At the heart of Christian theology lies a paradox unintelligible to other religions and to secular humanism: that in the person of Jesus, God became man, and suffered on the cross to effect humanity's salvation. In his dual nature as mortal and divinity, and unlike the impassable God of other monotheisms, Christ thus became accessible to artistic representation. Hence the figure of Jesus has haunted and compelled the imagination of artists and writers for 2,000 years. This was never more so than in the 20th Century, in a supposedly secular age, when the Jesus of popular fiction and film became perhaps more familiar than the Christ of the New Testament.

In Re-Writing Jesus: Christ in 20th Century Fiction and Film Graham Holderness explores how writers and film-makers have sought to recreate Christ in work as diverse as Anthony Burgess's Man of Nazareth and Jim Crace's Quarantine, to Martin Scorsese's The Last Temptation of Christ and Mel Gibson's Passion of the Christ. These works are set within a longer and broader history of 'Jesus novels' and 'Jesus films', a lineage traced back to Ernest Renan and George Moore, and explored both for their reflections of contemporary Christological debates, and their positive contributions to Christian theology.

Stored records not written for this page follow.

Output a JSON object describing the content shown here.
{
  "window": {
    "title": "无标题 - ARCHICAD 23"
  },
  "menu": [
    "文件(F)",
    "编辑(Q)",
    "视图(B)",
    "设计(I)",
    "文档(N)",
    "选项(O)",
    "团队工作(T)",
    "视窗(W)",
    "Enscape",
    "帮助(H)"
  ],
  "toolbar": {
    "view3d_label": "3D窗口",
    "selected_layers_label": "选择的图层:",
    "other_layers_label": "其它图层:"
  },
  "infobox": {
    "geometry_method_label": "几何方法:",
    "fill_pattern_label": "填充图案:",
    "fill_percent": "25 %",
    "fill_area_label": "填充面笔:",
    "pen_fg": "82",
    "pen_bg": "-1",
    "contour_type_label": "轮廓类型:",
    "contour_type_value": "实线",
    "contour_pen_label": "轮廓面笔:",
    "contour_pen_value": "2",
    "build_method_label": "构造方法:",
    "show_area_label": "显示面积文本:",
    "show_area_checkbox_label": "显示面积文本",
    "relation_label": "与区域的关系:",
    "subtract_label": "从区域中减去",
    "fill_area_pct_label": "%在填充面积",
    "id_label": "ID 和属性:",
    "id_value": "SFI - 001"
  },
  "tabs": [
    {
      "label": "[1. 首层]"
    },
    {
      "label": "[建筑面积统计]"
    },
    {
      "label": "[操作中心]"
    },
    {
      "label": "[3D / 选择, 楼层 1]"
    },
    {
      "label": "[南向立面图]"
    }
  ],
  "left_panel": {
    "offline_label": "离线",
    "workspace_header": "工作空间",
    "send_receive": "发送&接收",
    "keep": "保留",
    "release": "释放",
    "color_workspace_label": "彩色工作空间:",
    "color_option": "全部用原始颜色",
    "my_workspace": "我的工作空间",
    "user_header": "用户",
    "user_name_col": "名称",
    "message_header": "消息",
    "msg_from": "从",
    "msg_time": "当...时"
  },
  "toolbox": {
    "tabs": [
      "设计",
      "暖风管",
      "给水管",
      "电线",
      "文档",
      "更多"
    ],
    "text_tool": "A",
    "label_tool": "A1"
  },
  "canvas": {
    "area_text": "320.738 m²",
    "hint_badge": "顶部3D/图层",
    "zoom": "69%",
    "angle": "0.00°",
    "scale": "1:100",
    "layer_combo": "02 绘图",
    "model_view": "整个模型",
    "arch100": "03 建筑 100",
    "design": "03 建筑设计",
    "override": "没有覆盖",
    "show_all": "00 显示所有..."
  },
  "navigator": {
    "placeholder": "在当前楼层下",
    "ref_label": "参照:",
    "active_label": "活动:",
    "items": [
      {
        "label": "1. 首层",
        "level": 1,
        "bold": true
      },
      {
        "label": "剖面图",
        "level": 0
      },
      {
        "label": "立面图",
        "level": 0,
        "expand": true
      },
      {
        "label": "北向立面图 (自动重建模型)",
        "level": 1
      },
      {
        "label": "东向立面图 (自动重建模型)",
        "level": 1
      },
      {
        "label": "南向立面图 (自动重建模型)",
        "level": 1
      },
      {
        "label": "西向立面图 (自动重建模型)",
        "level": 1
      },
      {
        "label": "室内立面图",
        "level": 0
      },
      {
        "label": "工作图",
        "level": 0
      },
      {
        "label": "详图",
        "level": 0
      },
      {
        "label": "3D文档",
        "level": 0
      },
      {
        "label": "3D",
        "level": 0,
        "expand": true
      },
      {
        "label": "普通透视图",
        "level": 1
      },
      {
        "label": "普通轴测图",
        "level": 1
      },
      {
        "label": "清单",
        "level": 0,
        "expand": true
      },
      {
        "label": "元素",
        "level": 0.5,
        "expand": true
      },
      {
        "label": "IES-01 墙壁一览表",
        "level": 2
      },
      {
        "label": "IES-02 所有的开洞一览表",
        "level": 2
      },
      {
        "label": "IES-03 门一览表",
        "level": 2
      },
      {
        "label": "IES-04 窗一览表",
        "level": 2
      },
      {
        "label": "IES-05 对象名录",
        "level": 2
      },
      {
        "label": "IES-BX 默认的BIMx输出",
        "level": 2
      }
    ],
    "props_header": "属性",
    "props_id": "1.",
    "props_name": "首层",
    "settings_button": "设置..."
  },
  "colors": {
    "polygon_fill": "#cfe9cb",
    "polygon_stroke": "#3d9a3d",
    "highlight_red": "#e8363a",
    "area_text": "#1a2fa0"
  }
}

In its final chapter, the book draws on the insights of this tradition of Christological representation to creatively construct a new life of Christ, an original work of theological fiction that both subsumes the history of the form, and offers a startlingly new perspective on the biography of Christ.

Graham Holderness is Professor of English at the University of Hertfordshire, UK, author or editor of numerous studies in early modern and modern literature and drama, and General Editor of the peer-reviewed journal Critical Survey. He is also a creative writer, novelist and award-winning poet and his previous books include Nine Lives of William Shakespeare (2010).